The only joy I found in life before I transitioned fully was in doing drugs and hooking up with guys. I could have maybe started a career and settled down with a man while living as a gay man but I doubt it. My misery was all consuming. My goodness, when I was 5 or 6 I remember bargaining with God to make me a girl and vowing to hold my breath until he would. I passed out many nights doing that in bed when I was alone with my thoughts and my sadness about not being a girl hit the hardest.
As a teenager I could barely function and nearly died from an eating disorder. I hated every masculine thing about my body and with testosterone pumping through me the only thing I could do to feel less masculine was starve myself, to try to be smaller.... In short I wasn't functional and I was physically withering away to the point where pneumonia nearly killed me because my body was so weak.

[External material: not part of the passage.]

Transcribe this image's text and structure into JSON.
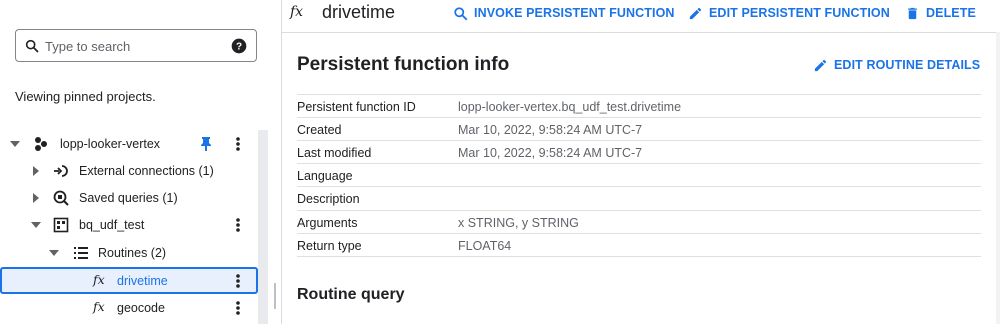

After I transitioned I stopped living in survival mode and started building an actual life.... I also gained a few pounds and got fit instead of being a shambling skeleton. I doubt my story is unique among gender dysphorics.
So whatever. You can debate the ethics of whether or not society was better off with me being a starving depressed twink versus a trans woman I guess but if you think it's bad for society that I was able to look how I want and start a family and feel happy I think you've got weird ideas about how the world works.
This is apples and oranges. Let's agree for the sake of argument that people do not have the right to turn themselves into burdens on society. Mutilatory spinal cord surgery falls under that category, but gender corrective surgery does not.
Well here's the thing, this has already been a hotly debated topic by medical ethicists and philosophers, who have indeed considered many factors other than the individualistic bodily autonomy viewpoint.
That's a mis-representation of what bodily autonomy stands for in the context of elective surgery. The ethics of medicine are a complex and very well established domain that extremely cautiously moves forward to ensure they get it right. And when they do not the damage is incalculable, for instance gay conversion therapy and other such niceties.
So before you go off on a tangent about what is and is not accepted practice and which things doctors are required to do and which things they abstain from on ethical grounds I will have to bow out because we are at the limits of my knowledge on the subject and that's not for want of reading material. Let me close with: I know where the line lies in simple cases, but if you start dragging in things that I have not spent enough time on/read about/have knowledge about then I simply will not be able to hold that conversation. If you have this knowledge then more power to you, but so far you have not convinced me of it and you come across as an ideologue.